When the father is haemophiliac and not the mother then, none of the sons would be haemophiliac but all the daughters would be carriers with X chromosome carrying defective recessive gene.
When the mother carries haemophilia and not the father, there is 50% chance at each birth that a son will have haemophilia. Similarly that is a 50% chance at each birth that a daughter will carry defective recessive haemophilia gene.
Haemophilia figured predominantly in the history of European royalty. Queen Victoria passed the mutation to her son Leopold and through daughters to the royal families of Spain and Russia. For this reason it was popularly termed as ‘Royal Disease’.

Fig: Sex linked Inheritance (The British Haemophilia Line)
Colour Blindness
Horner 1876 discovered, for the first time, that some people cannot distinguish between red and green colours. This condition was present only in some families including well known scientists Dalton (1798). This is due to its sex linked recessive gene located on X chromosome. The gene helps in the formation of colour sensitive cells termed as cones in the retina. These cells are necessary for the distinction of red and green colour.
Protan Defect or Red -Green Blindness
According to E B Wilson (1911) gene for colour blindness in man occurs in X chromosome. Later on, kalmus (1965) and keats (1983) demonstrated two genes termed protan and deutan involved in red- green colour blindness present near one end of X chromosome. Hence the defect is termed as protan defect or red green blindness or colour blindness. This recessive gene on X chromosome does not have its allele on gene on the Y chromosome.

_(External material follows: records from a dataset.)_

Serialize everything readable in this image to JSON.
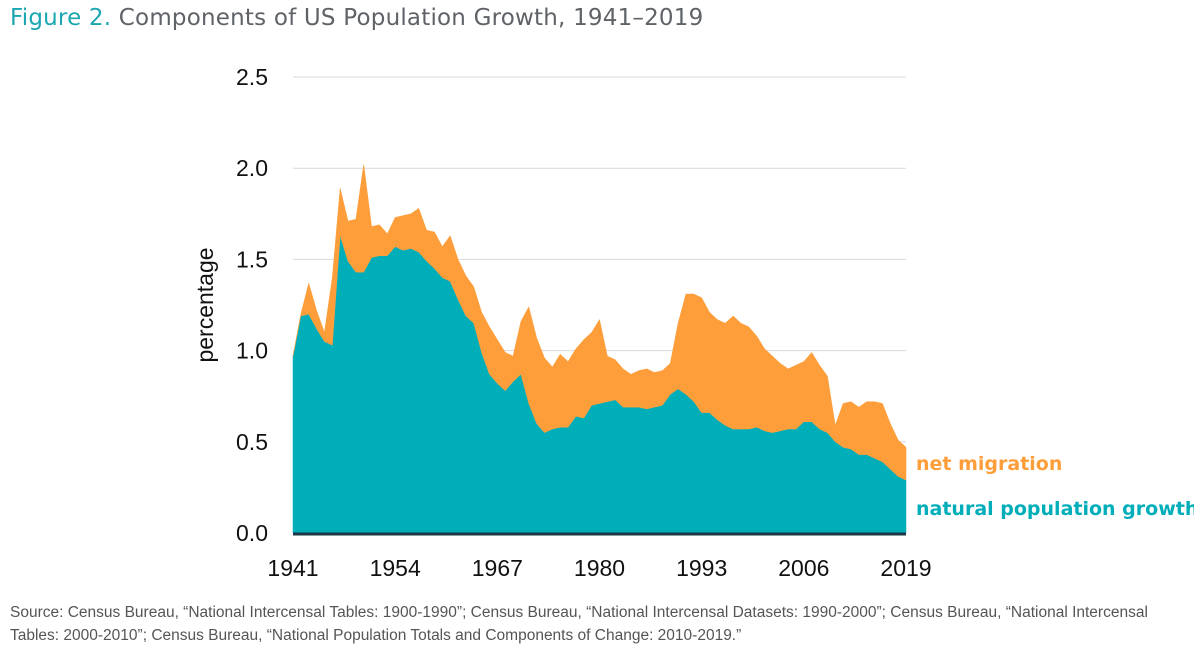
{
  "title": {
    "figure": "Figure 2.",
    "text": "Components of US Population Growth, 1941–2019"
  },
  "source": "Source: Census Bureau, “National Intercensal Tables: 1900-1990”; Census Bureau, “National Intercensal Datasets: 1990-2000”; Census Bureau, “National Intercensal Tables: 2000-2010”; Census Bureau, “National Population Totals and Components of Change: 2010-2019.”",
  "chart_data": {
    "type": "area",
    "stacked": true,
    "title": "Components of US Population Growth, 1941–2019",
    "xlabel": "",
    "ylabel": "percentage",
    "xlim": [
      1941,
      2019
    ],
    "ylim": [
      0,
      2.5
    ],
    "yticks": [
      "0.0",
      "0.5",
      "1.0",
      "1.5",
      "2.0",
      "2.5"
    ],
    "xticks": [
      "1941",
      "1954",
      "1967",
      "1980",
      "1993",
      "2006",
      "2019"
    ],
    "grid": true,
    "legend": "right (inline labels)",
    "x_start": 1941,
    "series": [
      {
        "name": "natural population growth",
        "color": "#00aeba",
        "values": [
          0.97,
          1.19,
          1.2,
          1.12,
          1.05,
          1.03,
          1.63,
          1.49,
          1.43,
          1.43,
          1.51,
          1.52,
          1.52,
          1.57,
          1.55,
          1.56,
          1.54,
          1.49,
          1.45,
          1.4,
          1.38,
          1.28,
          1.19,
          1.15,
          0.99,
          0.87,
          0.82,
          0.78,
          0.83,
          0.87,
          0.71,
          0.6,
          0.55,
          0.57,
          0.58,
          0.58,
          0.64,
          0.63,
          0.7,
          0.71,
          0.72,
          0.73,
          0.69,
          0.69,
          0.69,
          0.68,
          0.69,
          0.7,
          0.76,
          0.79,
          0.76,
          0.72,
          0.66,
          0.66,
          0.62,
          0.59,
          0.57,
          0.57,
          0.57,
          0.58,
          0.56,
          0.55,
          0.56,
          0.57,
          0.57,
          0.61,
          0.61,
          0.57,
          0.55,
          0.5,
          0.47,
          0.46,
          0.43,
          0.43,
          0.41,
          0.39,
          0.35,
          0.31,
          0.29
        ]
      },
      {
        "name": "net migration",
        "color": "#fd9e3b",
        "values": [
          0.0,
          0.01,
          0.17,
          0.1,
          0.05,
          0.37,
          0.26,
          0.22,
          0.29,
          0.59,
          0.17,
          0.17,
          0.12,
          0.16,
          0.19,
          0.19,
          0.24,
          0.17,
          0.2,
          0.17,
          0.25,
          0.22,
          0.22,
          0.2,
          0.22,
          0.26,
          0.24,
          0.21,
          0.14,
          0.29,
          0.53,
          0.47,
          0.41,
          0.34,
          0.4,
          0.36,
          0.37,
          0.43,
          0.4,
          0.46,
          0.25,
          0.22,
          0.21,
          0.18,
          0.2,
          0.22,
          0.19,
          0.19,
          0.17,
          0.36,
          0.55,
          0.59,
          0.63,
          0.55,
          0.55,
          0.56,
          0.62,
          0.58,
          0.56,
          0.5,
          0.45,
          0.42,
          0.37,
          0.33,
          0.35,
          0.33,
          0.38,
          0.35,
          0.31,
          0.09,
          0.24,
          0.26,
          0.26,
          0.29,
          0.31,
          0.32,
          0.25,
          0.2,
          0.18
        ]
      }
    ]
  }
}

This clearly explains that the colour blindness in females can be expressed only if its genes are present on both the chromosomes but when present only on one chromosome, they become carrier. On the other hand in case of males the colour blindness can be expressed by its gene being present only on one chromosome, the Y chromosome being inert for such trait. This also shows that normal colour is dominant over colour blindness.
A pedigree analysis shows that only males are affected by this disease. This indicates that the gene is inherited in different manner when it is connected with sex.
Colour Blindness in the Offspring of Different Parents
The following four cases are worth considering.
- Of the offspring of a normal female (XX) and colour blind male, their daughters receive the gene for colour blindness present on X chromosome. Thus all the females of this generation would be carriers for colour blindness. The sons (males) on the other hand, would be normal with XY chromosomes.
- In another case, the offspring of a colour blind female and a normal male (XY) would be 50% female carriers and the remaining 50% males (i.e., sons) would be colour blind.
- In the third case if a carrier female marries a normal male (XY) the offspring would be normal male 25%, carrier females 25%, normal males (XY) 25% and colour blind males 25%.
- Lastly if a carrier female marries a colour blind male, the progeny would be carrier females (daughters) with genotype XXc – 25% colour blind female (i.e., daughters) with genotype XCXC – 25%, normal males with the genotype XY- 25% and colour blind males with genotype XCY-25%.